Turquie: nouveaux heurts à Ankara entre police et manifestants

AFP

Ankara - Les heurts entre policiers et contestataires se sont poursuivis à Ankara dimanche, au lendemain de l'intervention musclée des forces de l'ordre turques, condamnée par le Conseil de l'Europe, contre les manifestations qui ont marqué le premier anniversaire des rassemblements antigouvernementaux de juin 2013.

La police a, pour la deuxième journée consécutive, tiré du gaz lacrymogène et utilisé des canons à eau, afin de disperser quelque 500 personnes place Kizilay, dans le centre de la capitale, à l'endroit même où, l'année dernière, un manifestant de 26 ans avait été tué par balle, a constaté un photographe de l'AFP.

Ethem Sarisuluk, dont la famille a déposé des fleurs sur le site du drame, avait perdu la vie dans les violences survenues il y a un an quand quelque 3,5 millions de Turcs - chiffre officiel - avaient protesté dans la rue pendant trois semaines contre le chef du gouvernement islamo-conservateur Recep Tayyip Erdogan.
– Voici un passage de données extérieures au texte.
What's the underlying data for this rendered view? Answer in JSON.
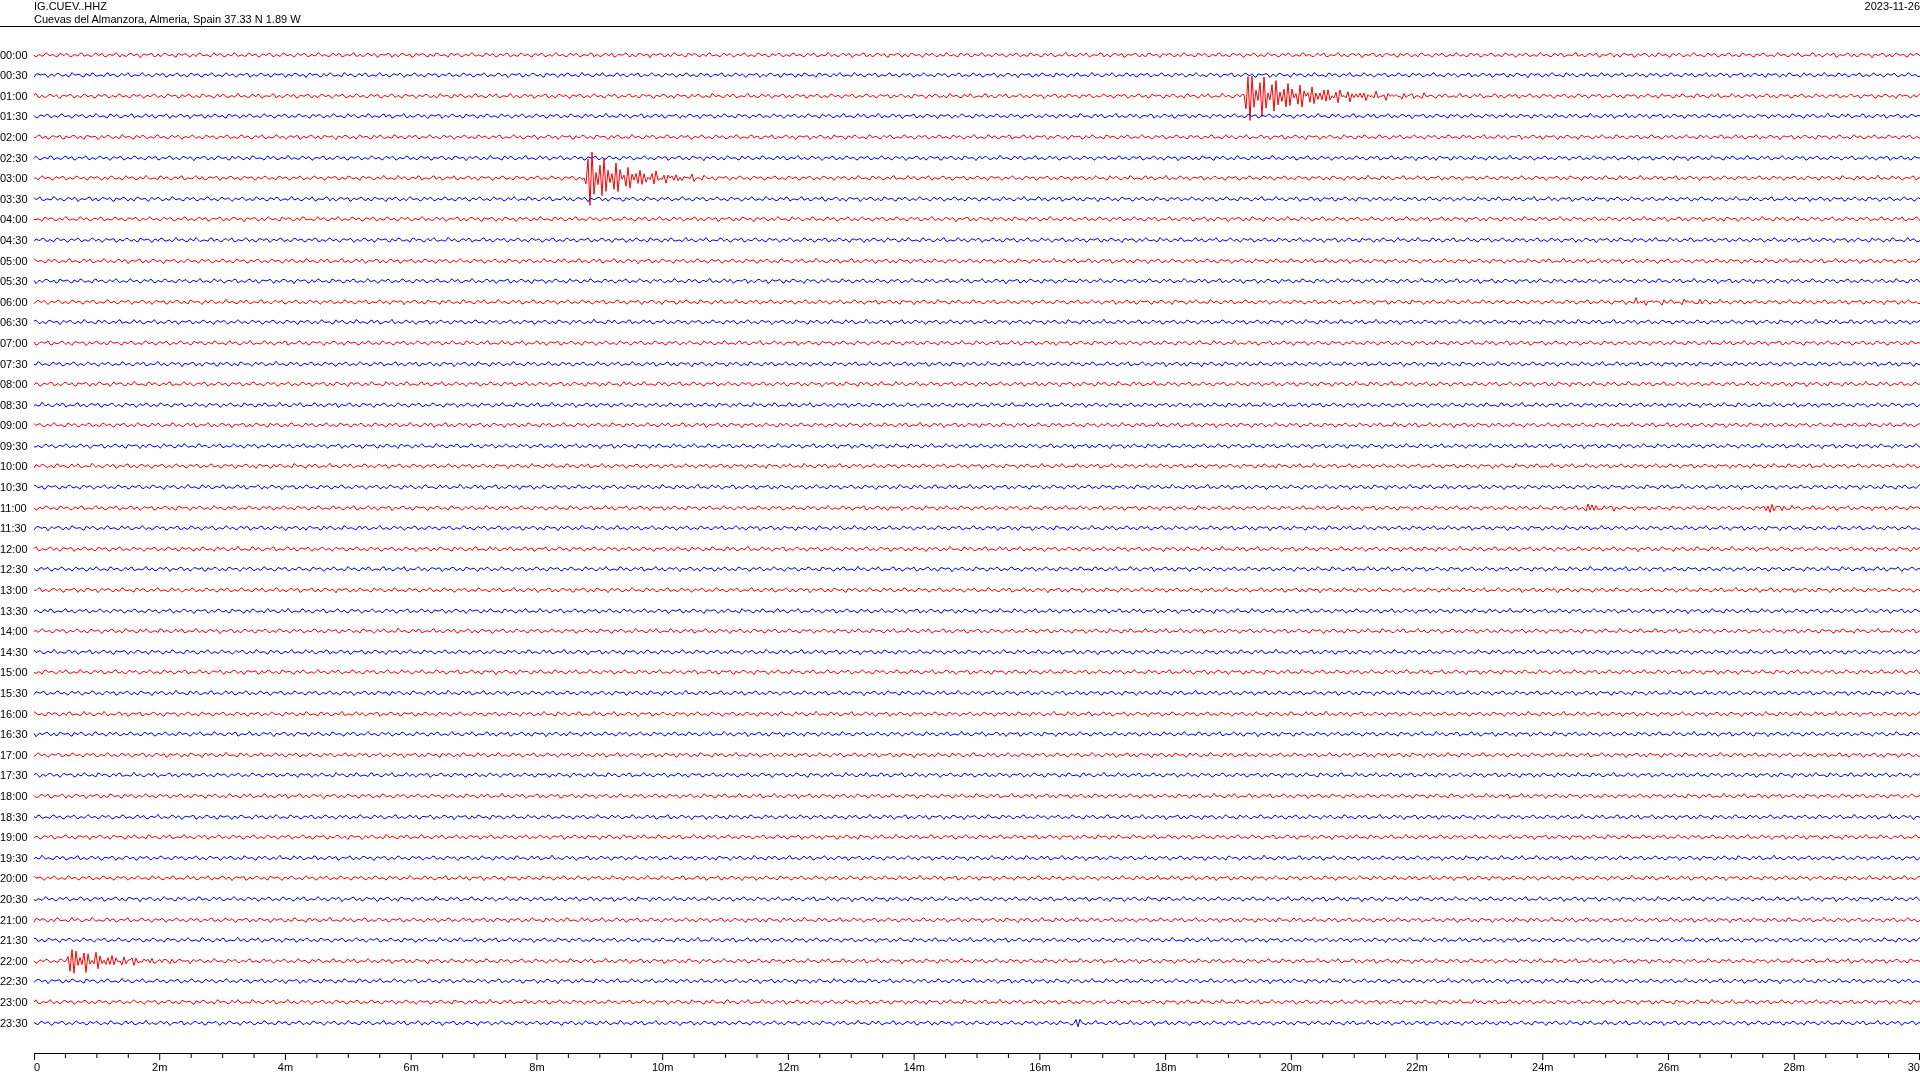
{
  "header": {
    "station": "IG.CUEV..HHZ",
    "location": "Cuevas del Almanzora, Almeria, Spain  37.33 N 1.89 W",
    "date": "2023-11-26"
  },
  "rows": [
    {
      "label": "00:00",
      "color": "#ff0000"
    },
    {
      "label": "00:30",
      "color": "#0000ff"
    },
    {
      "label": "01:00",
      "color": "#ff0000"
    },
    {
      "label": "01:30",
      "color": "#0000ff"
    },
    {
      "label": "02:00",
      "color": "#ff0000"
    },
    {
      "label": "02:30",
      "color": "#0000ff"
    },
    {
      "label": "03:00",
      "color": "#ff0000"
    },
    {
      "label": "03:30",
      "color": "#0000ff"
    },
    {
      "label": "04:00",
      "color": "#ff0000"
    },
    {
      "label": "04:30",
      "color": "#0000ff"
    },
    {
      "label": "05:00",
      "color": "#ff0000"
    },
    {
      "label": "05:30",
      "color": "#0000ff"
    },
    {
      "label": "06:00",
      "color": "#ff0000"
    },
    {
      "label": "06:30",
      "color": "#0000ff"
    },
    {
      "label": "07:00",
      "color": "#ff0000"
    },
    {
      "label": "07:30",
      "color": "#0000ff"
    },
    {
      "label": "08:00",
      "color": "#ff0000"
    },
    {
      "label": "08:30",
      "color": "#0000ff"
    },
    {
      "label": "09:00",
      "color": "#ff0000"
    },
    {
      "label": "09:30",
      "color": "#0000ff"
    },
    {
      "label": "10:00",
      "color": "#ff0000"
    },
    {
      "label": "10:30",
      "color": "#0000ff"
    },
    {
      "label": "11:00",
      "color": "#ff0000"
    },
    {
      "label": "11:30",
      "color": "#0000ff"
    },
    {
      "label": "12:00",
      "color": "#ff0000"
    },
    {
      "label": "12:30",
      "color": "#0000ff"
    },
    {
      "label": "13:00",
      "color": "#ff0000"
    },
    {
      "label": "13:30",
      "color": "#0000ff"
    },
    {
      "label": "14:00",
      "color": "#ff0000"
    },
    {
      "label": "14:30",
      "color": "#0000ff"
    },
    {
      "label": "15:00",
      "color": "#ff0000"
    },
    {
      "label": "15:30",
      "color": "#0000ff"
    },
    {
      "label": "16:00",
      "color": "#ff0000"
    },
    {
      "label": "16:30",
      "color": "#0000ff"
    },
    {
      "label": "17:00",
      "color": "#ff0000"
    },
    {
      "label": "17:30",
      "color": "#0000ff"
    },
    {
      "label": "18:00",
      "color": "#ff0000"
    },
    {
      "label": "18:30",
      "color": "#0000ff"
    },
    {
      "label": "19:00",
      "color": "#ff0000"
    },
    {
      "label": "19:30",
      "color": "#0000ff"
    },
    {
      "label": "20:00",
      "color": "#ff0000"
    },
    {
      "label": "20:30",
      "color": "#0000ff"
    },
    {
      "label": "21:00",
      "color": "#ff0000"
    },
    {
      "label": "21:30",
      "color": "#0000ff"
    },
    {
      "label": "22:00",
      "color": "#ff0000"
    },
    {
      "label": "22:30",
      "color": "#0000ff"
    },
    {
      "label": "23:00",
      "color": "#ff0000"
    },
    {
      "label": "23:30",
      "color": "#0000ff"
    }
  ],
  "x_axis": {
    "ticks": [
      "0",
      "2m",
      "4m",
      "6m",
      "8m",
      "10m",
      "12m",
      "14m",
      "16m",
      "18m",
      "20m",
      "22m",
      "24m",
      "26m",
      "28m",
      "30"
    ]
  }
}
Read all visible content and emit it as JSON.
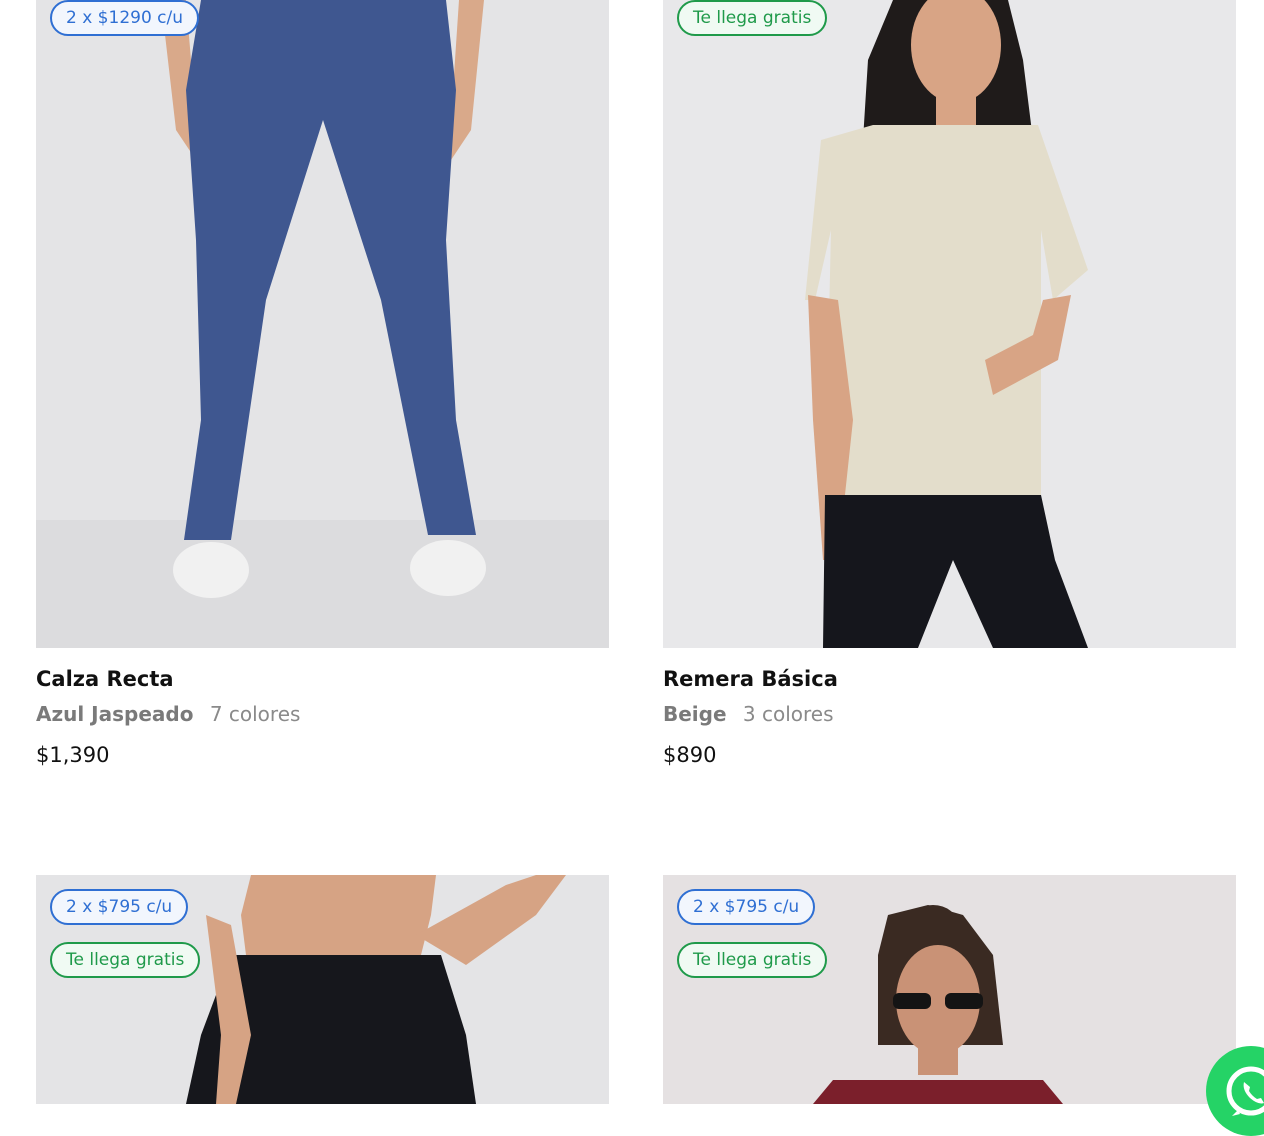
{
  "products": [
    {
      "name": "Calza Recta",
      "color": "Azul Jaspeado",
      "colors_count": "7 colores",
      "price": "$1,390",
      "badges": {
        "promo": "2 x $1290 c/u"
      }
    },
    {
      "name": "Remera Básica",
      "color": "Beige",
      "colors_count": "3 colores",
      "price": "$890",
      "badges": {
        "ship": "Te llega gratis"
      }
    },
    {
      "badges": {
        "promo": "2 x $795 c/u",
        "ship": "Te llega gratis"
      }
    },
    {
      "badges": {
        "promo": "2 x $795 c/u",
        "ship": "Te llega gratis"
      }
    }
  ],
  "colors": {
    "promo_badge": "#2f6fd3",
    "ship_badge": "#1f9a4a",
    "whatsapp": "#25d366"
  },
  "icons": {
    "whatsapp_button": "whatsapp-icon"
  }
}
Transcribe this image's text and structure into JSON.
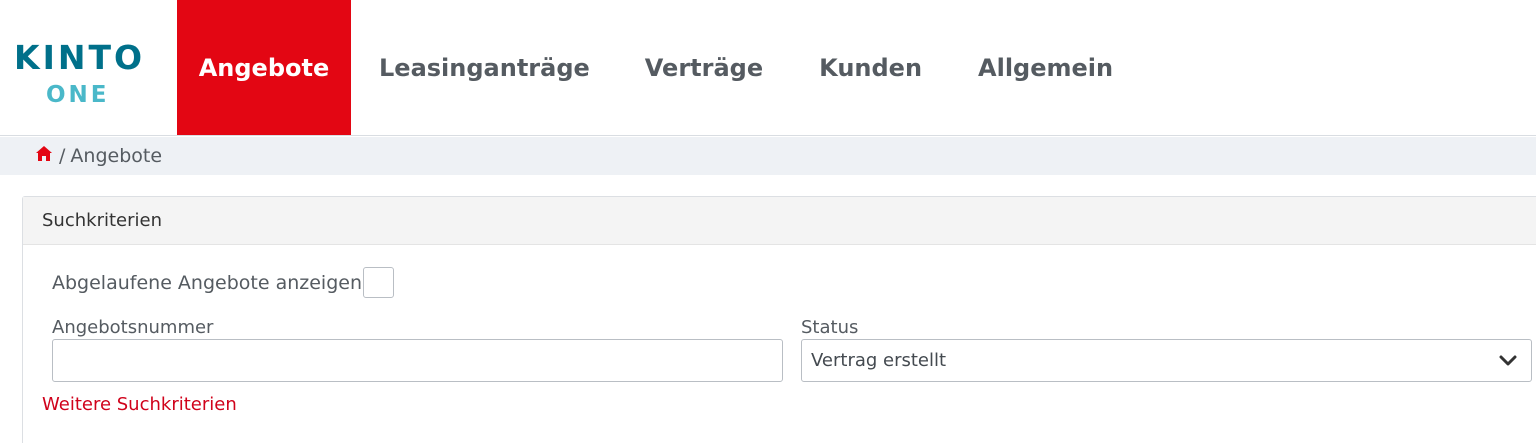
{
  "brand": {
    "logo_top": "KINTO",
    "logo_bottom": "ONE",
    "primary_color": "#00708a",
    "secondary_color": "#4ab8c9",
    "accent_color": "#e30613"
  },
  "nav": {
    "items": [
      {
        "label": "Angebote",
        "active": true
      },
      {
        "label": "Leasinganträge",
        "active": false
      },
      {
        "label": "Verträge",
        "active": false
      },
      {
        "label": "Kunden",
        "active": false
      },
      {
        "label": "Allgemein",
        "active": false
      }
    ]
  },
  "breadcrumb": {
    "icon": "home-icon",
    "separator": "/",
    "current": "Angebote"
  },
  "search": {
    "title": "Suchkriterien",
    "expired_label": "Abgelaufene Angebote anzeigen",
    "expired_checked": false,
    "offer_number_label": "Angebotsnummer",
    "offer_number_value": "",
    "status_label": "Status",
    "status_value": "Vertrag erstellt",
    "more_link": "Weitere Suchkriterien"
  }
}
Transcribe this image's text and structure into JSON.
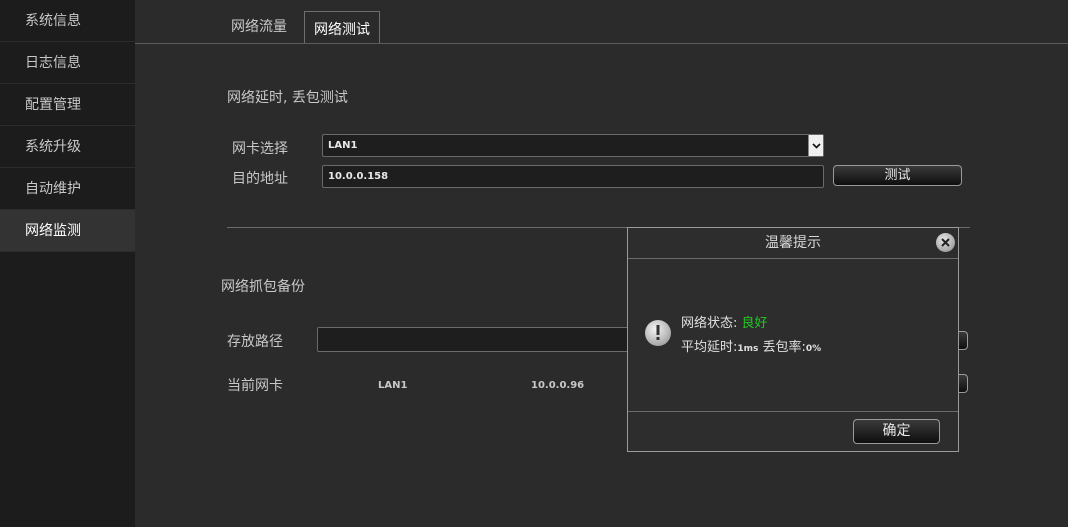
{
  "sidebar": {
    "items": [
      {
        "label": "系统信息"
      },
      {
        "label": "日志信息"
      },
      {
        "label": "配置管理"
      },
      {
        "label": "系统升级"
      },
      {
        "label": "自动维护"
      },
      {
        "label": "网络监测",
        "active": true
      }
    ]
  },
  "tabs": [
    {
      "label": "网络流量"
    },
    {
      "label": "网络测试",
      "active": true
    }
  ],
  "test_section": {
    "title": "网络延时, 丢包测试",
    "nic_label": "网卡选择",
    "nic_value": "LAN1",
    "dest_label": "目的地址",
    "dest_value": "10.0.0.158",
    "test_button": "测试"
  },
  "capture_section": {
    "title": "网络抓包备份",
    "path_label": "存放路径",
    "path_value": "",
    "current_nic_label": "当前网卡",
    "current_nic_name": "LAN1",
    "current_nic_ip": "10.0.0.96"
  },
  "dialog": {
    "title": "温馨提示",
    "status_label": "网络状态: ",
    "status_value": "良好",
    "status_color": "#21c721",
    "latency_label": "平均延时:",
    "latency_value": "1ms",
    "loss_label": " 丢包率:",
    "loss_value": "0%",
    "ok_button": "确定"
  },
  "icons": {
    "close": "close-icon",
    "warning": "exclamation-icon",
    "dropdown": "chevron-down-icon"
  }
}
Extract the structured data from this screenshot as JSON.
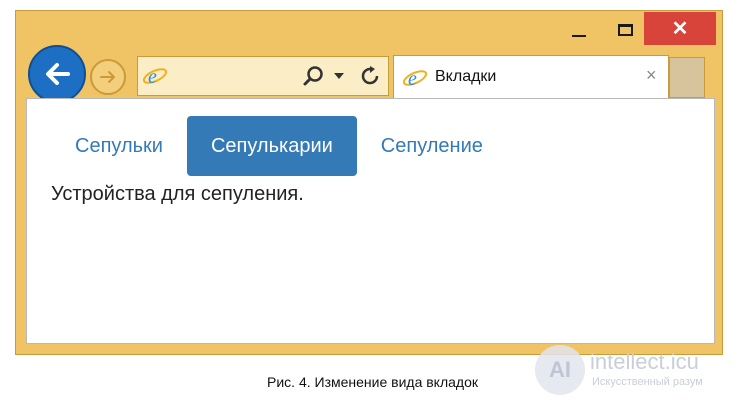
{
  "browser": {
    "tab_title": "Вкладки",
    "tab_close_glyph": "×",
    "close_glyph": "✕"
  },
  "page": {
    "tabs": [
      {
        "label": "Сепульки",
        "active": false
      },
      {
        "label": "Сепулькарии",
        "active": true
      },
      {
        "label": "Сепуление",
        "active": false
      }
    ],
    "content_text": "Устройства для сепуления."
  },
  "caption": "Рис. 4. Изменение вида вкладок",
  "watermark": {
    "logo_text": "AI",
    "title": "intellect.icu",
    "subtitle": "Искусственный разум"
  },
  "colors": {
    "frame": "#f0c465",
    "accent": "#337ab7",
    "close": "#d9443a",
    "back_button": "#1d6fc4"
  },
  "icons": [
    "back-arrow-icon",
    "forward-arrow-icon",
    "ie-logo-icon",
    "search-icon",
    "dropdown-icon",
    "refresh-icon",
    "close-icon",
    "minimize-icon",
    "maximize-icon"
  ]
}
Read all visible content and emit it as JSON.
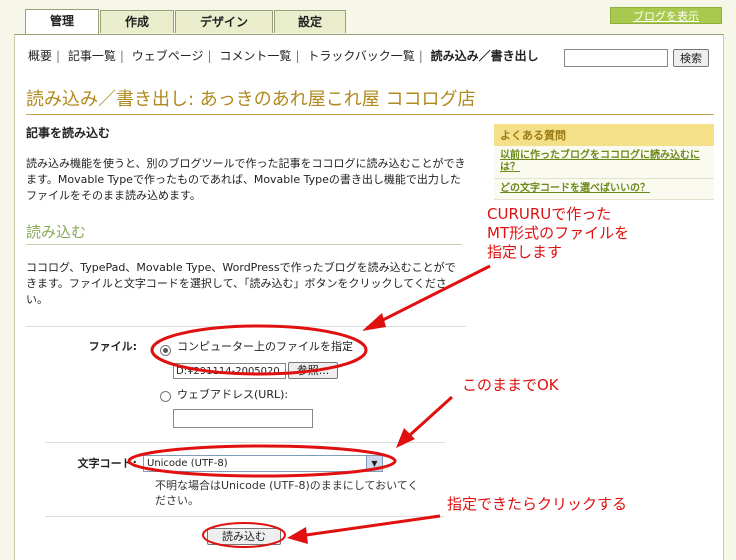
{
  "tabs": [
    "管理",
    "作成",
    "デザイン",
    "設定"
  ],
  "show_blog": "ブログを表示",
  "subnav": [
    "概要",
    "記事一覧",
    "ウェブページ",
    "コメント一覧",
    "トラックバック一覧",
    "読み込み／書き出し"
  ],
  "search_button": "検索",
  "page_title": "読み込み／書き出し: あっきのあれ屋これ屋 ココログ店",
  "section_heading": "記事を読み込む",
  "description": "読み込み機能を使うと、別のブログツールで作った記事をココログに読み込むことができます。Movable Typeで作ったものであれば、Movable Typeの書き出し機能で出力したファイルをそのまま読み込めます。",
  "import_heading": "読み込む",
  "import_description": "ココログ、TypePad、Movable Type、WordPressで作ったブログを読み込むことができます。ファイルと文字コードを選択して、「読み込む」ボタンをクリックしてください。",
  "file_label": "ファイル:",
  "radio_computer": "コンピューター上のファイルを指定",
  "file_path": "D:¥291114-2005020",
  "browse_button": "参照...",
  "radio_url": "ウェブアドレス(URL):",
  "charset_label": "文字コード:",
  "charset_value": "Unicode (UTF-8)",
  "charset_help": "不明な場合はUnicode (UTF-8)のままにしておいてください。",
  "import_button": "読み込む",
  "faq": {
    "heading": "よくある質問",
    "items": [
      "以前に作ったブログをココログに読み込むには？",
      "どの文字コードを選べばいいの？"
    ]
  },
  "annotations": {
    "a1": [
      "CURURUで作った",
      "MT形式のファイルを",
      "指定します"
    ],
    "a2": "このままでOK",
    "a3": "指定できたらクリックする"
  },
  "colors": {
    "annotation": "#e01010",
    "title": "#b08a1e",
    "accent_green": "#a8c84e"
  }
}
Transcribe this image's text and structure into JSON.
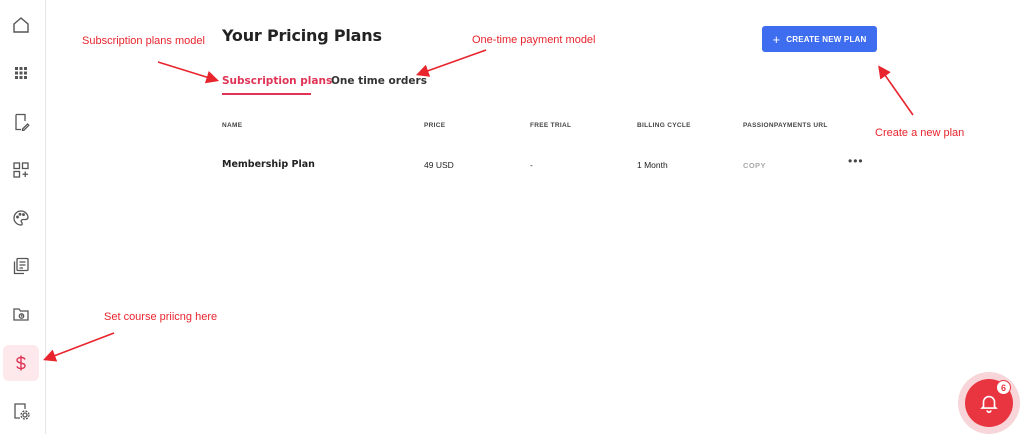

Ces manifestations durement réprimées dans toute la Turquie avaient au total fait huit morts et plus de 8.000 blessés

"Le meurtrier d'Ethem, c'est la police de l'AKP !", le Parti de la justice et du développement, au pouvoir, ont scandé les contestataires dimanche à Ankara.

"Ce n'est qu'un début, le combat continue !", ont-ils encore crié.

- Condamnation du Conseil de l'Europe -

Le Conseil de l'Europe a vivement déploré dimanche la manière dont les policiers s'étaient comportés la veille contre les milliers de manifestants.

"Je condamne l'usage excessif de la force par la police turque contre les manifestants et les journalistes", a en effet déclaré Nils Muiznieks, commissaire aux droits de l'Homme du Conseil de l'Europe, dans un communiqué transmis à l'AFP.

Les événements de samedi "viennent s'ajouter à la liste de cas où la gestion de manifestations en Turquie soulève de graves inquiétudes en matière de droits de l'Homme", a-t-il ajouté.

La semaine dernière, deux personnes ont été tuées dans une banlieue d'Istanbul au cours de heurts entre les forces de l'ordre et des manifestants qui honoraient la mémoire d'un adolescent mort des suites des blessures lui ayant été infligées pendant la fronde de 2013.

"Les dérapages des personnes chargées de faire respecter la loi représentent une menace directe à l'Etat de droit et ne peuvent être tolérés", a encore dit M. Muiznieks, appelant instamment les autorités turques à traiter les contestataires conformément aux normes en matière de droits de l'Homme.

Samedi, le Premier ministre avait mis sa menace à exécution et la police était massivement intervenue dans la soirée à Istanbul et Ankara avec force gaz lacrymogène et canons à eau contre tous ceux qui avaient bravé l'interdiction de manifester aux cris de "Taksim partout, résistance partout !", ou "Tous ensemble contre le fascisme !".

D'impressionnantes cohortes de policiers en civil armés de matraques avaient alors chargé dans les rues d'Istanbul qui mènent à la fameuse place Taksim, le cœur de la révolte du printemps 2013, procédant à de nombreuses arrestations et faisant plusieurs blessés.

Rien que dans cette agglomération, survolée par des hélicoptères, les autorités avaient mobilisé 25.000 hommes, des dizaines de blindés et 50 canons à eau.

Des photographes ont saisi des scènes de violence place Taksim, où des manifestants ont été matraqués et d'autres allongés par terre, certains perdant du sang, après avoir respiré du gaz lacrymogène.

Des heurts sporadiques s'étaient poursuivis toute la nuit en différents quartiers des deux premières villes de Turquie.